Mi interesserebbe sapere anche come cambiare la schermata d'avvio di kde 3.2, io ne ho scaricate un paio di nuove, ma facendogliele cercare dal centro di controllo -> aspetto e temi -> schermata d'avvio non mi trova nulla.

Ho provato sia a usare i file compressi che a decomprimerli..ma il risultato è lo stesso.

Tnx  :Smile: 

----------

## fedeliallalinea

 *f0llia wrote:*   

> Mi interesserebbe sapere anche come cambiare la schermata d'avvio di kde 3.2, io ne ho scaricate un paio di nuove, ma facendogliele cercare dal centro di controllo -> aspetto e temi -> schermata d'avvio non mi trova nulla.

 

Da kde-look.org

 Open konqueror

 Create the directory ~/.kde/share/apps/ksplash/Themes

 Browse to ~/.kde/share/apps/ksplash/pics

 Move and uncompress your new splash screen file into the konqueror window

 Have fun!  :Smile: 

----------

## f0llia

Per quanto riguarda la windows decoration ? Come posso risolvere ?

----------

## fedeliallalinea

 *f0llia wrote:*   

> Per quanto riguarda la windows decoration ? Come posso risolvere ?

 

Si fa con kcontrol se non mi sbaglio pero' non posso dirti perche' non ho piu' kdebase installato.

----------

## f0llia

Si una volta installata la decorazione si seleziona da kcontol, ma il mio problema è ceh mi ritorna un errore durante l'installazione.

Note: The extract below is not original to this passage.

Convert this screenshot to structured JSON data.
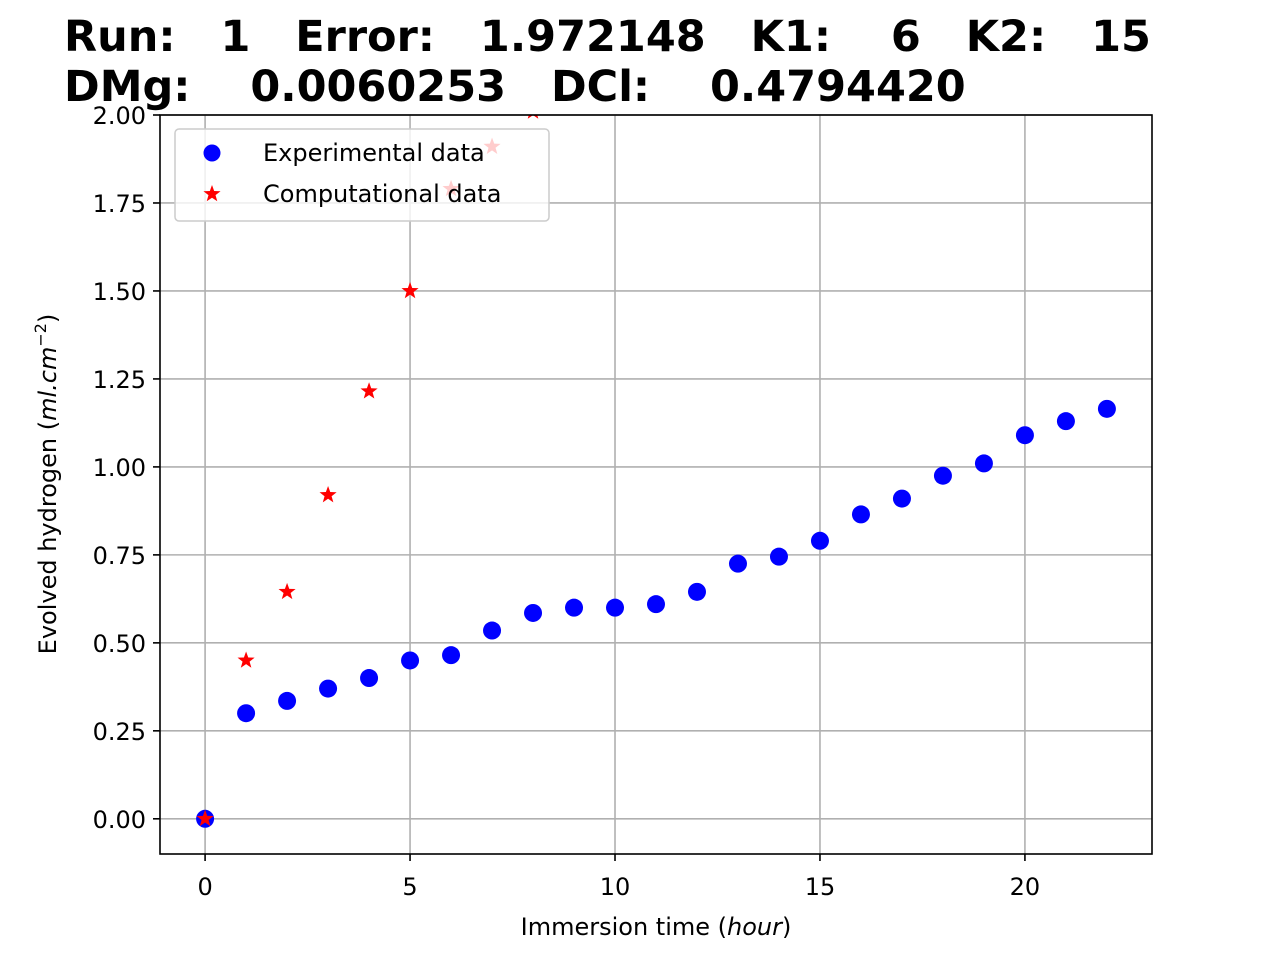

L'errore l'ho postato poco piu sopra

----------

## f0llia

Nessuno ha un'idea di che potrebbe essere quell'errore e come risolverlo ?

----------

## EliasP

Sorry for writing English, but I don't speak Italian...

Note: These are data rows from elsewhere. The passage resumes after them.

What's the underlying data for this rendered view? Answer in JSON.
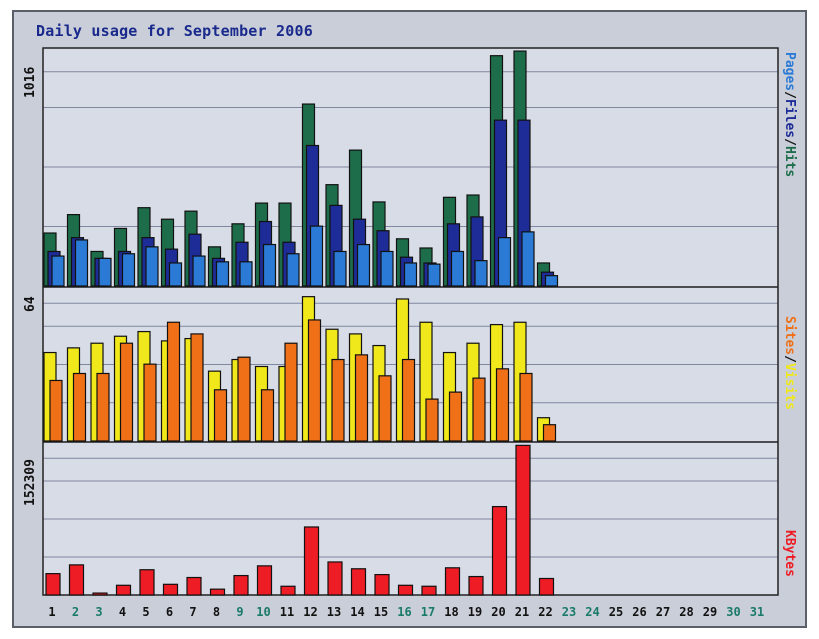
{
  "title": "Daily usage for September 2006",
  "colors": {
    "hits": "#1d6d4b",
    "files": "#1d2c96",
    "pages": "#2a7ad6",
    "sites": "#f0e81a",
    "visits": "#f07018",
    "kbytes": "#ee1c24",
    "weekday_label": "#111111",
    "weekend_label": "#1a7a6a"
  },
  "legends": {
    "top": [
      {
        "text": "Pages",
        "color": "#2a7ad6"
      },
      {
        "text": "/",
        "color": "#111111"
      },
      {
        "text": "Files",
        "color": "#1d2c96"
      },
      {
        "text": "/",
        "color": "#111111"
      },
      {
        "text": "Hits",
        "color": "#1d6d4b"
      }
    ],
    "middle": [
      {
        "text": "Sites",
        "color": "#f07018"
      },
      {
        "text": "/",
        "color": "#111111"
      },
      {
        "text": "Visits",
        "color": "#f0e81a"
      }
    ],
    "bottom": [
      {
        "text": "KBytes",
        "color": "#ee1c24"
      }
    ]
  },
  "chart_data": {
    "type": "bar",
    "title": "Daily usage for September 2006",
    "categories": [
      "1",
      "2",
      "3",
      "4",
      "5",
      "6",
      "7",
      "8",
      "9",
      "10",
      "11",
      "12",
      "13",
      "14",
      "15",
      "16",
      "17",
      "18",
      "19",
      "20",
      "21",
      "22",
      "23",
      "24",
      "25",
      "26",
      "27",
      "28",
      "29",
      "30",
      "31"
    ],
    "weekend_days": [
      "2",
      "3",
      "9",
      "10",
      "16",
      "17",
      "23",
      "24",
      "30",
      "31"
    ],
    "panels": [
      {
        "name": "hits-files-pages",
        "ymax_label": "1016",
        "ylim": [
          0,
          1016
        ],
        "series": [
          {
            "name": "Hits",
            "values": [
              230,
              310,
              150,
              250,
              340,
              290,
              325,
              170,
              270,
              360,
              360,
              790,
              440,
              590,
              365,
              205,
              165,
              385,
              395,
              1000,
              1020,
              100,
              0,
              0,
              0,
              0,
              0,
              0,
              0,
              0,
              0
            ]
          },
          {
            "name": "Files",
            "values": [
              150,
              210,
              120,
              150,
              210,
              160,
              225,
              120,
              190,
              280,
              190,
              610,
              350,
              290,
              240,
              125,
              100,
              270,
              300,
              720,
              720,
              60,
              0,
              0,
              0,
              0,
              0,
              0,
              0,
              0,
              0
            ]
          },
          {
            "name": "Pages",
            "values": [
              130,
              200,
              120,
              140,
              170,
              100,
              130,
              105,
              105,
              180,
              140,
              260,
              150,
              180,
              150,
              100,
              95,
              150,
              110,
              210,
              235,
              45,
              0,
              0,
              0,
              0,
              0,
              0,
              0,
              0,
              0
            ]
          }
        ]
      },
      {
        "name": "sites-visits",
        "ymax_label": "64",
        "ylim": [
          0,
          64
        ],
        "series": [
          {
            "name": "Visits",
            "values": [
              38,
              40,
              42,
              45,
              47,
              43,
              44,
              30,
              35,
              32,
              32,
              62,
              48,
              46,
              41,
              61,
              51,
              38,
              42,
              50,
              51,
              10,
              0,
              0,
              0,
              0,
              0,
              0,
              0,
              0,
              0
            ]
          },
          {
            "name": "Sites",
            "values": [
              26,
              29,
              29,
              42,
              33,
              51,
              46,
              22,
              36,
              22,
              42,
              52,
              35,
              37,
              28,
              35,
              18,
              21,
              27,
              31,
              29,
              7,
              0,
              0,
              0,
              0,
              0,
              0,
              0,
              0,
              0
            ]
          }
        ]
      },
      {
        "name": "kbytes",
        "ymax_label": "152309",
        "ylim": [
          0,
          152309
        ],
        "series": [
          {
            "name": "KBytes",
            "values": [
              22000,
              31000,
              2000,
              10000,
              26000,
              11000,
              18000,
              6000,
              20000,
              30000,
              9000,
              70000,
              34000,
              27000,
              21000,
              10000,
              9000,
              28000,
              19000,
              91000,
              154000,
              17000,
              0,
              0,
              0,
              0,
              0,
              0,
              0,
              0,
              0
            ]
          }
        ]
      }
    ]
  }
}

Looks like you're having problems compiling aquaosk.

Why not using baghira-deco ?? Looks nearly the same and an ebuild is there available too:

http://www.kde-look.org/content/show.php?content=11149

If you want dropshadows, look here:

http://www.kde-look.org/content/show.php?content=10567

Search in the comments for a howto apply them to kdelibs.

Greetings

Elias P.

----------

## bandreabis

Dove trovo le icone di kde? Voglio sostituire delle icone nel tema installato, ma non riesco a trovare le icone da sostituire.

Grazie per l'aiuto.

Andrea

----------

## Ic3M4n

mi sembra che la soluzione sia postata qualche riga sopra...

http://www.kde-look.org/

----------

## bandreabis

 *Ic3M4n wrote:*   

> mi sembra che la soluzione sia postata qualche riga sopra...
> 
> http://www.kde-look.org/

 

Volevo sostituire solo una icona non installare tuuto un tema.... cmq ce l'ho fatta. /usr/kde/3.4/share/icons/

----------